MPs slam ‘unacceptably slow’ efforts to reduce tax avoidance

18 Nov 14
Action to tackle tax avoidance has been ‘unacceptably slow’, the Public Accounts Committee said today.

In a report examining Revenue & Customs’ progress in improving tax compliance, the MPs highlighted delays in recovering funds from tax avoidance schemes and a relatively lax attitude towards corporate tax residency.

‘Research into seven companies who have recently relocated to the UK for tax purposes showed very little inward investment was generated or jobs created in the UK in return for the tax benefits the companies receive,’ said PAC chair Margaret Hodge.

She called on the Treasury and HMRC should provide the committee with details of progress in identifying and addressing ways international tax structures are exploited.

The PAC drew attention to a £1.9bn error when it established its baseline and set targets for its compliance work.

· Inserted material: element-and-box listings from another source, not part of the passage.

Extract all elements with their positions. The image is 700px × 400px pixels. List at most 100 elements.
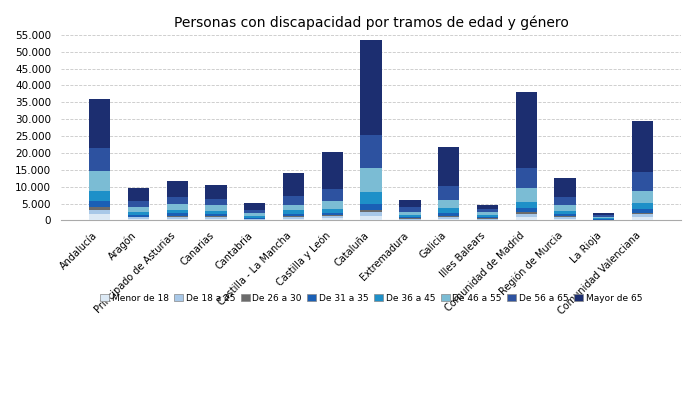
Bar: [322, 201, 343, 209]
Bar: [399, 219, 421, 220]
Bar: [360, 210, 382, 212]
Bar: [399, 200, 421, 207]
Bar: [515, 188, 537, 202]
Bar: [515, 92, 537, 168]
Bar: [89, 214, 111, 220]
Bar: [554, 219, 575, 220]
Bar: [477, 215, 498, 217]
Bar: [167, 181, 188, 196]
Bar: [399, 207, 421, 212]
Bar: [89, 207, 111, 210]
Bar: [244, 213, 265, 216]
Bar: [632, 218, 653, 220]
Bar: [554, 205, 575, 211]
Bar: [593, 215, 615, 217]
Bar: [477, 217, 498, 218]
Bar: [167, 219, 188, 220]
Bar: [283, 217, 304, 219]
Bar: [322, 209, 343, 213]
Bar: [399, 217, 421, 218]
Bar: [554, 178, 575, 197]
Bar: [89, 201, 111, 207]
Bar: [554, 197, 575, 205]
Bar: [205, 214, 227, 216]
Bar: [89, 192, 111, 201]
Bar: [322, 216, 343, 218]
Bar: [128, 216, 149, 218]
Bar: [205, 205, 227, 211]
Bar: [244, 219, 265, 220]
Bar: [632, 172, 653, 191]
Bar: [205, 185, 227, 198]
Bar: [128, 188, 149, 201]
Bar: [244, 218, 265, 219]
Bar: [128, 212, 149, 215]
Bar: [244, 210, 265, 213]
Bar: [438, 216, 459, 217]
Bar: [128, 201, 149, 207]
Bar: [593, 217, 615, 218]
Bar: [399, 218, 421, 219]
Bar: [593, 213, 615, 215]
Bar: [438, 208, 459, 213]
Bar: [128, 219, 149, 220]
Title: Personas con discapacidad por tramos de edad y género: Personas con discapacidad por tramos de …: [174, 15, 568, 30]
Bar: [554, 216, 575, 217]
Bar: [515, 217, 537, 220]
Bar: [632, 209, 653, 213]
Bar: [515, 212, 537, 214]
Bar: [167, 213, 188, 216]
Bar: [632, 202, 653, 209]
Bar: [438, 186, 459, 200]
Legend: Menor de 18, De 18 a 25, De 26 a 30, De 31 a 35, De 36 a 45, De 46 a 55, De 56 a: Menor de 18, De 18 a 25, De 26 a 30, De …: [96, 290, 646, 306]
Bar: [477, 218, 498, 219]
Bar: [477, 212, 498, 215]
Bar: [167, 196, 188, 204]
Bar: [322, 213, 343, 215]
Bar: [205, 198, 227, 205]
Bar: [477, 206, 498, 209]
Bar: [477, 209, 498, 212]
Bar: [322, 218, 343, 220]
Bar: [128, 218, 149, 219]
Bar: [283, 219, 304, 220]
Bar: [167, 217, 188, 219]
Bar: [515, 202, 537, 208]
Bar: [283, 210, 304, 214]
Bar: [399, 215, 421, 217]
Bar: [322, 152, 343, 190]
Bar: [438, 200, 459, 208]
Bar: [360, 134, 382, 168]
Bar: [128, 207, 149, 212]
Bar: [283, 173, 304, 196]
Bar: [554, 217, 575, 219]
Bar: [89, 99, 111, 148]
Bar: [283, 214, 304, 216]
Bar: [205, 217, 227, 219]
Bar: [554, 214, 575, 216]
Bar: [554, 211, 575, 214]
Bar: [360, 168, 382, 192]
Bar: [205, 219, 227, 220]
Bar: [360, 192, 382, 204]
Bar: [205, 211, 227, 214]
Bar: [477, 219, 498, 220]
Bar: [360, 212, 382, 216]
Bar: [632, 213, 653, 214]
Bar: [167, 210, 188, 213]
Bar: [632, 191, 653, 202]
Bar: [360, 204, 382, 210]
Bar: [515, 214, 537, 217]
Bar: [360, 216, 382, 220]
Bar: [515, 208, 537, 212]
Bar: [632, 214, 653, 218]
Bar: [205, 216, 227, 217]
Bar: [322, 190, 343, 201]
Bar: [89, 210, 111, 214]
Bar: [167, 204, 188, 210]
Bar: [322, 215, 343, 216]
Bar: [360, 40, 382, 134]
Bar: [438, 213, 459, 216]
Bar: [283, 205, 304, 210]
Bar: [283, 196, 304, 205]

‘Astonishingly, this significant error in a key performance measure went undetected by HMRC’s own system of governance and internal audit for three years,’ said Hodge.

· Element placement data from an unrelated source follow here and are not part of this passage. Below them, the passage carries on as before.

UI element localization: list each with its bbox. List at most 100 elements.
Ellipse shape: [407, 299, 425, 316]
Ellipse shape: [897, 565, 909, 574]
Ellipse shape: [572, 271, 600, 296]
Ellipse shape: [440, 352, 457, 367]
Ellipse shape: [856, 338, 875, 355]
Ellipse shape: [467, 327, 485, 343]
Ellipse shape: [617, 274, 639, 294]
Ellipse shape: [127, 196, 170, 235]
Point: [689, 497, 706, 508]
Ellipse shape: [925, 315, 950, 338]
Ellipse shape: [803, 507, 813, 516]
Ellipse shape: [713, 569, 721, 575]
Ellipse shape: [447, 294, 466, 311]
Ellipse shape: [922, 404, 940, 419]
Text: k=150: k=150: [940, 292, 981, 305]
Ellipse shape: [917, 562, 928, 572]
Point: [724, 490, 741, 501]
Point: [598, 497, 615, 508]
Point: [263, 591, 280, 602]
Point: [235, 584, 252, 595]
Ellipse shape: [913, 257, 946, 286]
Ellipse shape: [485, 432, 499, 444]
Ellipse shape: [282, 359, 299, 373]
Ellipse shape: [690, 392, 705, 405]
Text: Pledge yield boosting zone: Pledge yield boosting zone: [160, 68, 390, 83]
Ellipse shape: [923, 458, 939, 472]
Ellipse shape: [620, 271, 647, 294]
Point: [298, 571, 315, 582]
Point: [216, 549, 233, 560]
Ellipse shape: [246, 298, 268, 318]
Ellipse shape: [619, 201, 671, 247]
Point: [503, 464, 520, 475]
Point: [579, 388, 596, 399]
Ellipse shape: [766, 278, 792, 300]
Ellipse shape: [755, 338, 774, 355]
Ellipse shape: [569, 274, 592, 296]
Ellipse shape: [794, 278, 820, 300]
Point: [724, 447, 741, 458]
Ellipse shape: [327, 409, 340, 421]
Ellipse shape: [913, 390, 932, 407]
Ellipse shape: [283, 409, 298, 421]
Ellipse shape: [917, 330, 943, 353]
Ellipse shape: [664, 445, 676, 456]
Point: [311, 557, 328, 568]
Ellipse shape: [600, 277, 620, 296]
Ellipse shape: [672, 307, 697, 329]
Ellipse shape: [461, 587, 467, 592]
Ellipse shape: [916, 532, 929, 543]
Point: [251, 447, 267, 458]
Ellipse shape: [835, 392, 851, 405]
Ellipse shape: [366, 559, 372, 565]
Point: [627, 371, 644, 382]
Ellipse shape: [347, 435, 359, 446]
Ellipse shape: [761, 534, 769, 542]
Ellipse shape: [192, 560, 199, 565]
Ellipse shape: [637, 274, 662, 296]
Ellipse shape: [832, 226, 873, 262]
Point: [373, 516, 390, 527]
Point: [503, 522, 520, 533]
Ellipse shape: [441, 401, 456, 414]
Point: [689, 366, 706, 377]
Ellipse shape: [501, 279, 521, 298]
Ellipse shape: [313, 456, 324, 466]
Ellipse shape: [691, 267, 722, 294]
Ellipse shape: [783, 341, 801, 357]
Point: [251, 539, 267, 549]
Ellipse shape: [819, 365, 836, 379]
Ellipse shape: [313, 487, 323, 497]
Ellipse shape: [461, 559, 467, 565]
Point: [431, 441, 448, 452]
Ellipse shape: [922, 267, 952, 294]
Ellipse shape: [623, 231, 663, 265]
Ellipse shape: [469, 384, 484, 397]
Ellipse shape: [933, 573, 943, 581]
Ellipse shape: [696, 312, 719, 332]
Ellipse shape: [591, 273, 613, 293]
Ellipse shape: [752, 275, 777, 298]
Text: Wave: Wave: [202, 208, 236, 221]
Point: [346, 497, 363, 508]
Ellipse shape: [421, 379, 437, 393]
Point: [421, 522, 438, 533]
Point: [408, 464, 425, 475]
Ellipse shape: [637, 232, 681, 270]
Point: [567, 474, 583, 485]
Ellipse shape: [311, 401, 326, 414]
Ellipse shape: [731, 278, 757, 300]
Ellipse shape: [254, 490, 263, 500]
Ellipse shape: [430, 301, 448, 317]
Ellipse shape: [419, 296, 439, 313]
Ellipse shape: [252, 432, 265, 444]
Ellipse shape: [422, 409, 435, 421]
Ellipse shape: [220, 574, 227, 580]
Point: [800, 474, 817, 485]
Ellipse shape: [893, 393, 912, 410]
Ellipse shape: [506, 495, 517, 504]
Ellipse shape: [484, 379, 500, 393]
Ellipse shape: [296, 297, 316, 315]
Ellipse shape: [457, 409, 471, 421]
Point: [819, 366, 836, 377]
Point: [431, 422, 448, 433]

‘HMRC should make sure the governance arrangements around it performance are sufficiently robust. It should be more transparent about its compliance yield estimates and maintain a comparable measure of compliance yield over time so we are not comparing apples and pears.’

Responding to the report, an HMRC spokesman said: ‘The committee recognises we have addressed their key comments about tax avoidance. The way we now work makes it clear to promoters and users of schemes that we will robustly tackle tax avoidance wherever it happens, so increasingly taxpayers are contacting us to help disentangle them from schemes that simply don't work.

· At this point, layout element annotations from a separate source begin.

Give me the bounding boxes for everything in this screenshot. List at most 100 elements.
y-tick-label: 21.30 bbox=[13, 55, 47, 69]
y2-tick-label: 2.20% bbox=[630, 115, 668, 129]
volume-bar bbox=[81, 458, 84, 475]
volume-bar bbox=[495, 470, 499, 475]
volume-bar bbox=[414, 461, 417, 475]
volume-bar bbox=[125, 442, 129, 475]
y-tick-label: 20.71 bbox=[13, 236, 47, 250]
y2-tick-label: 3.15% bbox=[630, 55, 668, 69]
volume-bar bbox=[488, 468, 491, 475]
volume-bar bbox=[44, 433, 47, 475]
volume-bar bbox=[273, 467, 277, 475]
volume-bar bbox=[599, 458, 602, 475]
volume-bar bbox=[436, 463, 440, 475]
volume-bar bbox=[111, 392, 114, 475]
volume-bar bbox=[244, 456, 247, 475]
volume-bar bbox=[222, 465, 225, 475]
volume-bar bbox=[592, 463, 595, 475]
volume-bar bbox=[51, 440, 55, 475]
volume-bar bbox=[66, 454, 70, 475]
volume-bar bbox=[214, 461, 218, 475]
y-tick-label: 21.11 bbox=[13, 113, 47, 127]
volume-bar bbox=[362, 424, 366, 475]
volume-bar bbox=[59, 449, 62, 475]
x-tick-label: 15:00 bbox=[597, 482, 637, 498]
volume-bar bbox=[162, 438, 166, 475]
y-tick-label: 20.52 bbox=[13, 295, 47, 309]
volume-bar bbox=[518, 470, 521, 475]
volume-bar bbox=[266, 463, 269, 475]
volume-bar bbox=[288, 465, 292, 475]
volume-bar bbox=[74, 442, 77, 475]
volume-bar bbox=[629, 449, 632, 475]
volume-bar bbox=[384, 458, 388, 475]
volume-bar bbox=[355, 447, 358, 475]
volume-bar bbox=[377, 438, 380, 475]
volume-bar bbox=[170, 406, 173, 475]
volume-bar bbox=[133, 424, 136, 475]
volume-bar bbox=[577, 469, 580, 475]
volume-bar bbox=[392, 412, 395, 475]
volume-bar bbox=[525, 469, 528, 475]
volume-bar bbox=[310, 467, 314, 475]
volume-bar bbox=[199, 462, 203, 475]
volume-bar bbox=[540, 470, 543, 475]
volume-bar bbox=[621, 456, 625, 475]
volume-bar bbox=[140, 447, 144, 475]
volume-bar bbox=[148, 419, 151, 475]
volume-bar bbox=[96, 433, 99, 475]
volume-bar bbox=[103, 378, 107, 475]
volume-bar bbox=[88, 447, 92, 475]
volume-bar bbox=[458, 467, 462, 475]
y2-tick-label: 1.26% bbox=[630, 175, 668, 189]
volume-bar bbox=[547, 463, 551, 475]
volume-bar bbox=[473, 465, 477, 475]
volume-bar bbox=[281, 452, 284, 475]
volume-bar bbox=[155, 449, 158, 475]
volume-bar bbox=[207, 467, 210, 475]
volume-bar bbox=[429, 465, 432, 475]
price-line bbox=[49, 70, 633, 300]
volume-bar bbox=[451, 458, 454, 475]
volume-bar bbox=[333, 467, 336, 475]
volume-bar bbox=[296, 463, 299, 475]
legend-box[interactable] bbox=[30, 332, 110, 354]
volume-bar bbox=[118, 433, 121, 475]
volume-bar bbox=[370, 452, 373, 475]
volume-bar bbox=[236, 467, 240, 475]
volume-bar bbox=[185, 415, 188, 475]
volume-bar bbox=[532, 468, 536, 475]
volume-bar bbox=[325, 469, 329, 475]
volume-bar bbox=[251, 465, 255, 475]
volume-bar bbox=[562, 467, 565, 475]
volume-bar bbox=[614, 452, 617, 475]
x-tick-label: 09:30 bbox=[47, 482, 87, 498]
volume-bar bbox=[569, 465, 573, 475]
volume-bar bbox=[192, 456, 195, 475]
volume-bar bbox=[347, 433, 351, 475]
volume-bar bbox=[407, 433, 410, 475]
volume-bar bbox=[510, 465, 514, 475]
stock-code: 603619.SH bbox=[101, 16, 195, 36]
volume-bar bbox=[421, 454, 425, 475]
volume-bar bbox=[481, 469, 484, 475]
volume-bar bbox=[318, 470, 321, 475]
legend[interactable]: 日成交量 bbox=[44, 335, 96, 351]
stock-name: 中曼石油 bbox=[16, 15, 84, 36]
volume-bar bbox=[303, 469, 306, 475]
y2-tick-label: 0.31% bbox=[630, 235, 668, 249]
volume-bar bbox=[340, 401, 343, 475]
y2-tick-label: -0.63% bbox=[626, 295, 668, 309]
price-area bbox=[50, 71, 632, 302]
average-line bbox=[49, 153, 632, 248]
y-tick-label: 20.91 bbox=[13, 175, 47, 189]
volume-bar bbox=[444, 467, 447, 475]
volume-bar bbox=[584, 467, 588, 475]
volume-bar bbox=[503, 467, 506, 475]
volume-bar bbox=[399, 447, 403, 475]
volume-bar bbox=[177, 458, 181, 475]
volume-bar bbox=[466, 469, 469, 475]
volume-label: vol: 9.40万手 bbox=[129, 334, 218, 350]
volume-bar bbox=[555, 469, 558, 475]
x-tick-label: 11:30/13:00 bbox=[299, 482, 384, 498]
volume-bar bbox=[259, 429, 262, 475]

‘We are also effectively challenging multi-nationals, whilst bringing in the colossal sum of £31bn from large business since 2010 alone.

‘We will work closely with the National Audit Office to ensure there is no repeat of the base line error for which we apologised to the committee. However, even taking this into account we exceeded our targets for tackling tax dodgers and criminal gangs every year since 2010.’